The cold wind on her cheeks, numbing her face. The wind carrying her over the globe, through prairies and mountain ranges, under canopies of birches, vales of violets. Rushing through the furious wall of a waterfall. The hot wind of the desert, filling her eyes with sand, the cold wind come night time, shaking her free of her dust grave, taking her someplace new. Always new. Loud and thunderous, roaring and wailing.

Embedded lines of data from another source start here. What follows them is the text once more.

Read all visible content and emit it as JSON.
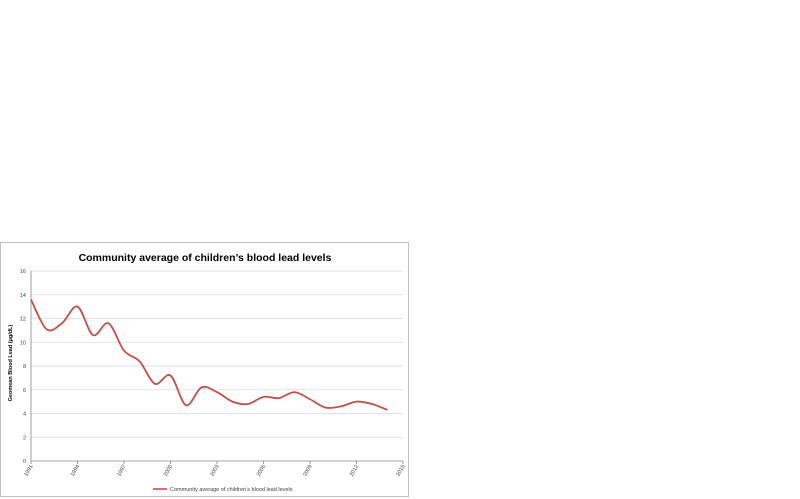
{
  "chart_data": {
    "type": "line",
    "title": "Community average of children’s blood lead levels",
    "xlabel": "",
    "ylabel": "Geomean Blood Lead (μg/dL)",
    "xlim": [
      1991,
      2015
    ],
    "ylim": [
      0,
      16
    ],
    "x_ticks": [
      "1991",
      "1994",
      "1997",
      "2000",
      "2003",
      "2006",
      "2009",
      "2012",
      "2015"
    ],
    "y_ticks": [
      "0",
      "2",
      "4",
      "6",
      "8",
      "10",
      "12",
      "14",
      "16"
    ],
    "grid": true,
    "legend_position": "bottom",
    "series": [
      {
        "name": "Community average of children’s blood lead levels",
        "color": "#c0504d",
        "x": [
          1991,
          1992,
          1993,
          1994,
          1995,
          1996,
          1997,
          1998,
          1999,
          2000,
          2001,
          2002,
          2003,
          2004,
          2005,
          2006,
          2007,
          2008,
          2009,
          2010,
          2011,
          2012,
          2013,
          2014
        ],
        "values": [
          13.6,
          11.1,
          11.6,
          13.0,
          10.6,
          11.6,
          9.3,
          8.4,
          6.5,
          7.2,
          4.7,
          6.2,
          5.8,
          5.0,
          4.8,
          5.4,
          5.3,
          5.8,
          5.2,
          4.5,
          4.6,
          5.0,
          4.8,
          4.3
        ]
      }
    ]
  }
}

She dreamed of hills and rolling frondescence, and when she grew up she wanted to weld her soul to the raging storm. She wanted to be wild and free, she wanted to bend the trees under her will, she wanted to slam herself into the nature so hard that she became a part of it; wind whipped and ferocious, scraggly and strong, full of vitality and life. She wanted to be the silence on the moors. She wanted to be the sea crashing on the rocks. She wanted to be the stillness of a lake under the twilight sky, stars dotting it’s mirrored surface. She wanted to be the planets as they turned around and around. She wanted to be the sun, and the moon too.

She lay under the skylight, and dreamed the stars were holes in the sky to another, brighter sky, way above.